Os dados coletados a partir da triangulação foram tratados por meio da técnica de Análise de Conteúdo, seguindo a proposta de Bardin (1977). Essa técnica, explica a autora, utiliza dados em unidades que podem ser manipuladas, por exemplo, fazendo-se uso de “temas”, e que os temas são recortes baseados no referencial teórico. A partir da análise de conteúdo do contrato, das observações ligadas ao roteiro de monitoramento criado com base no contrato, dos procedimentos operacionais criados pela contratante e dos resultados alcançados pelas partes quanto às metas do contrato, foi possível identificar 23 temas gerais de análise:                            

Temas  Elementos (teoria x prática)

Tipo de Contrato e Tipos de Cláusulas.

(Dados)

Experiência anterior do negócio por parte das empresas.

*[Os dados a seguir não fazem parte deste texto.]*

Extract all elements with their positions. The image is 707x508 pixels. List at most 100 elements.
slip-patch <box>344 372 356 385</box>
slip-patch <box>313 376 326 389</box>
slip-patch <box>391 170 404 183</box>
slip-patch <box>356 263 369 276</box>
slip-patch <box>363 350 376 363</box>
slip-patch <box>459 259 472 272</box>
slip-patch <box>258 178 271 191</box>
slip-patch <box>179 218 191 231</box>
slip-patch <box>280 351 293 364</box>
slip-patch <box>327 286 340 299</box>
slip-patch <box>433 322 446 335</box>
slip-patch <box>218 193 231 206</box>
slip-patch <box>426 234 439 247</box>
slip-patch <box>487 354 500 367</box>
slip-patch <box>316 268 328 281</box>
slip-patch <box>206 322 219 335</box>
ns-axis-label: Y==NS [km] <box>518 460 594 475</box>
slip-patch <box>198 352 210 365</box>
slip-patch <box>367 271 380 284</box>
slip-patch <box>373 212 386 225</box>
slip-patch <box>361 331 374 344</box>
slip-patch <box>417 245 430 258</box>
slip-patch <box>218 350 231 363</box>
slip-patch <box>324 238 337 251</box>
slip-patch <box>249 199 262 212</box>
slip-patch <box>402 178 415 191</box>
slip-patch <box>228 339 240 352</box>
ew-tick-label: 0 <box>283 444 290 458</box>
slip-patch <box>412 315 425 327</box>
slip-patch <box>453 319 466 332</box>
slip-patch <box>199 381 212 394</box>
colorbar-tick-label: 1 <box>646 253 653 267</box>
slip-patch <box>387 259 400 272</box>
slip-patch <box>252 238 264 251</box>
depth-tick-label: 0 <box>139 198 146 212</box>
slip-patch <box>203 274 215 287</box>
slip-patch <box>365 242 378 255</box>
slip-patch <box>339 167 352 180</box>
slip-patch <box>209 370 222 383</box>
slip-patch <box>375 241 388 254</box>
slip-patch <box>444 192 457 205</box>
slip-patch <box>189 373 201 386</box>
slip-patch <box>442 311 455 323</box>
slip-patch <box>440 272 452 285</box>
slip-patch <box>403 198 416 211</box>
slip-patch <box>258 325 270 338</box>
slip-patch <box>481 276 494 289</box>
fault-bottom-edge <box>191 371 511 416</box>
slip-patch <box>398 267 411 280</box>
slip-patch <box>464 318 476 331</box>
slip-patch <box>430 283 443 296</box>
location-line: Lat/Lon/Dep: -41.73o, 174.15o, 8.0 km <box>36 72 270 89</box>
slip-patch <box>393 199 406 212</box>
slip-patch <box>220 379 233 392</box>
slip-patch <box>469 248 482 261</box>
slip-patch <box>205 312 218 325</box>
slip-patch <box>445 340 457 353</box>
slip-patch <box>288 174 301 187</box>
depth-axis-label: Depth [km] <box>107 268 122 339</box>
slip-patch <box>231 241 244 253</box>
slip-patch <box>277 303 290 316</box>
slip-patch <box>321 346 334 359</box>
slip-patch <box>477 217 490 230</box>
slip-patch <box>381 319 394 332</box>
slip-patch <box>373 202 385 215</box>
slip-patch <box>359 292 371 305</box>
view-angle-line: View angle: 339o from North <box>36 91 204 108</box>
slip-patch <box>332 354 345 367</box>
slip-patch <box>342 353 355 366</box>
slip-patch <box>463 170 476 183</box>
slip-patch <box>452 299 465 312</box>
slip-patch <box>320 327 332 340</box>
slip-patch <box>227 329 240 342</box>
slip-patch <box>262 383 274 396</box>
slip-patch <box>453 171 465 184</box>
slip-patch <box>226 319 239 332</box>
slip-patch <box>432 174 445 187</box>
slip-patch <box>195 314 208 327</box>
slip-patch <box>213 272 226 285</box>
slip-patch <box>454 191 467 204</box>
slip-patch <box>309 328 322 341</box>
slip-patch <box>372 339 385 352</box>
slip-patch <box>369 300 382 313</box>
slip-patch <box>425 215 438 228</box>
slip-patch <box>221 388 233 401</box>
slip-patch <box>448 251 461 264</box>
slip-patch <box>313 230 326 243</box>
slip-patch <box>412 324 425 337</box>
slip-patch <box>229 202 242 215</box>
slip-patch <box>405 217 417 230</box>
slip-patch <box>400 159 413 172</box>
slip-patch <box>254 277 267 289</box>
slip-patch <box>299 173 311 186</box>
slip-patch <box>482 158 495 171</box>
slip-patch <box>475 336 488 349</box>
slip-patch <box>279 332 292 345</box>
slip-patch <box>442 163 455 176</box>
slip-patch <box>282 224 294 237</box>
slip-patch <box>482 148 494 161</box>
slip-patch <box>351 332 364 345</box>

(Assimetria de Informação)

Tempo de Parceria (em anos).

(Dados)

Data do último contrato.

(Dados)

Número de contratos.

(Dados)

Complexidade (em páginas).

(Dados)

Cláusulas de rescisão contratual.

(Incerteza)

Nº de Cláusulas sobre dimensões cruciais de serviços não contratáveis

(Incerteza)

Tipo(s) de Padrão(ões) exigido(s) para a execução das atividades.

(Incerteza)

Número e Tipos de Metas.

(Oportunismo)

Cláusulas de Indenização.

(Especificidade de Ativos)

Ativos de Capital Humano.

(Especificidade de Ativos)

Riscos envolvidos na relação.

(Incerteza)

Quantas negociações foram realizadas pela contratante.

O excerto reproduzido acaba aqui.